Hugh Gray For The Observer
March 2, 2014
With a tip of the mug and a hearty “Erin go braugh,” many folks will celebrate the coming St. Patrick’s Day. While many people indulge on the 4th of July, Thanksgiving and throughout the winter holidays, St. Pat’s is the only holiday which emphasizes eating and drinking in excess. Not many other holidays have their own drink. (Think green beer here.) Not to discredit the spiked eggnog drinkers, but you’re a pretty small market, in comparison.
So it’s certainly a time to enjoy yourself with friends and have some corned beef and maybe some cabbage. Even a little beer and whiskey drinking is OK if you do it in moderation. But the thing to do is to focus on the color and culture of Ireland and not the drinking and eating.
Did you know that the wearing of green and shamrocks originated from soldiers in Ireland who wanted to bring attention to themselves? Did you know that the original color associated with St. Patrick was blue and not green?
While St. Patrick’s Day originally was celebrated as a religious holiday honoring St. Patrick, the patron saint of Ireland, today the day is celebrated in a variety of entertaining ways. More than a religious holiday, March 17th is now associated with anything Irish.
For many cities in the U.S. that have significant Irish populations, commemorating the day is one way for Irish-Americans to celebrate their Irish culture and heritage. Celebrating St. Patrick’s Day doesn’t have to be about spending time in Irish pubs and drinking green beer. The day has come to be celebrated with all kinds of special activities.
So think of the holiday as a time to learn a little more about the culture of Ireland and the life of St. Patrick and not a time for overeating and getting drunk.

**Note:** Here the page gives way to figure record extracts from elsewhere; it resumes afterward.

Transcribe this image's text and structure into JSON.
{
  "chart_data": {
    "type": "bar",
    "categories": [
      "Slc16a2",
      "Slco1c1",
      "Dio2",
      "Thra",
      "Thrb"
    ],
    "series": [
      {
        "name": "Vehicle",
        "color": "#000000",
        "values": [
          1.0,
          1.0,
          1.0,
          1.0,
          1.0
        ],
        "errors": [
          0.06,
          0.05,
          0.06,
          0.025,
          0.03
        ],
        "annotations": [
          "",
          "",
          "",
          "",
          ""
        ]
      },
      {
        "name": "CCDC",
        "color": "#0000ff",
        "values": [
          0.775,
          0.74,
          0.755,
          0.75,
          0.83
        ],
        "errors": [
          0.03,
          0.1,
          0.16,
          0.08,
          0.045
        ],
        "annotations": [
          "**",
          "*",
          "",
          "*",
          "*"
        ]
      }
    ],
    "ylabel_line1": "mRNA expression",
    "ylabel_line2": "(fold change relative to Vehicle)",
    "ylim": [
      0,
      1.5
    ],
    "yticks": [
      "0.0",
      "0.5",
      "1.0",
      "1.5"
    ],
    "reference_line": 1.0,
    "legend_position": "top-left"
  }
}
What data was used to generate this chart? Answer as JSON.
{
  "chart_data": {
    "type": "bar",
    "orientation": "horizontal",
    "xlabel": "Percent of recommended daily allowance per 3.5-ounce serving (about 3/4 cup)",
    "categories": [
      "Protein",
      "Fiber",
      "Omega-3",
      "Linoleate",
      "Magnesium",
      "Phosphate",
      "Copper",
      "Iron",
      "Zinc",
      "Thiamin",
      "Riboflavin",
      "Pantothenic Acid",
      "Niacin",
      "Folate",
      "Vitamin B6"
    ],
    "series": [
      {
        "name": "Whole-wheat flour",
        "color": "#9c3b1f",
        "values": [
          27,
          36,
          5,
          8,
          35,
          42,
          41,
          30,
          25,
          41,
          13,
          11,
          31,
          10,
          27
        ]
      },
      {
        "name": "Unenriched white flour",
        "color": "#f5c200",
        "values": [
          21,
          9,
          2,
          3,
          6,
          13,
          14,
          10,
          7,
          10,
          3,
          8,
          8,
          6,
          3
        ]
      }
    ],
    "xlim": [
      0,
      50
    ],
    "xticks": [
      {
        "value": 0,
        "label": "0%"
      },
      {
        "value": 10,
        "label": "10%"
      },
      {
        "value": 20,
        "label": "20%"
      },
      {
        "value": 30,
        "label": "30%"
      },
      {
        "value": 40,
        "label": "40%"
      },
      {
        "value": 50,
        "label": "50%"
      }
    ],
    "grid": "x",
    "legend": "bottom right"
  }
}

Here are a few tips on how to celebrate an alcohol free St. Patrick’s Day from author Amber Keefer, who has more than 25 years’ experience working in the fields of human services and health care administration.
• Wear green clothing on the holiday. You don’t have to go overboard if you don’t want. Choose an all-green sweater or T-shirt, or a polo shirt with green stripes. If you aren’t into wearing green, sport a shamrock pin to show your support of the day.
• Dress up your attire with St. Patrick’s Day buttons and pins, or lavish green jewelry. Let other people know that you are Irish, or at least Irish for the day. Dust on green.